Now that you have compressed the table you can compare the size of the dataset before and after compression:


SELECT 
    pg_size_pretty(before_compression_total_bytes) as before,
    pg_size_pretty(after_compression_total_bytes) as after
 FROM hypertable_compression_stats('rides');

This shows a significant improvement in data usage:


before  | after  
---------+--------
1741 MB | 603 MB

Add a compression policy

To avoid running the compression step each time you have some data to compress you can set up a compression policy. The compression policy allows you to compress data that is older than a particular age, for example, to compress all chunks that are older than 8 days:


SELECT add_compression_policy('rides', INTERVAL '8 days');

Compression policies run on a regular schedule, by default once every day, which means that you might have up to 9 days of uncompressed data with the setting above.

You can find more information on compression policies in the add_compression_policy section.

Taking advantage of query speedups

Previously, compression was set up to be segmented by vendor_id column value. This means fetching data by filtering or grouping on that column will be more efficient. Ordering is also set to time descending so if you run queries which try to order data with that ordering, you should see performance benefits.

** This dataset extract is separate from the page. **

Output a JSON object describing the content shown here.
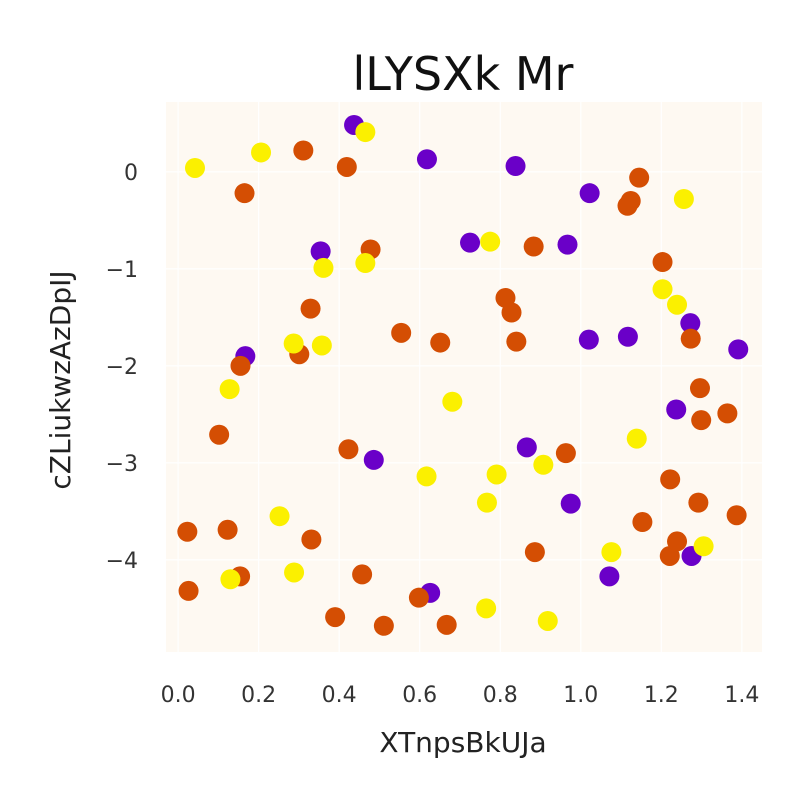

For instance, if you run the query example from previous section:


SELECT rate_code, COUNT(vendor_id) AS num_trips
FROM rides
WHERE pickup_datetime < '2016-01-08'
GROUP BY rate_code
ORDER BY rate_code;

You should see a decent performance difference when the dataset is compressed and when is decompressed. Try it yourself by running the previous query, decompressing the dataset and running it again while timing the execution time. You can enable timing query times in psql by running:


\timing

To decompress the whole dataset, run:


SELECT decompress_chunk(c) from show_chunks('rides') c;

On an example setup, speedup performance observed was pretty significant, 700 ms when compressed vs 1,2 sec when decompressed.

Try it yourself and see what you get!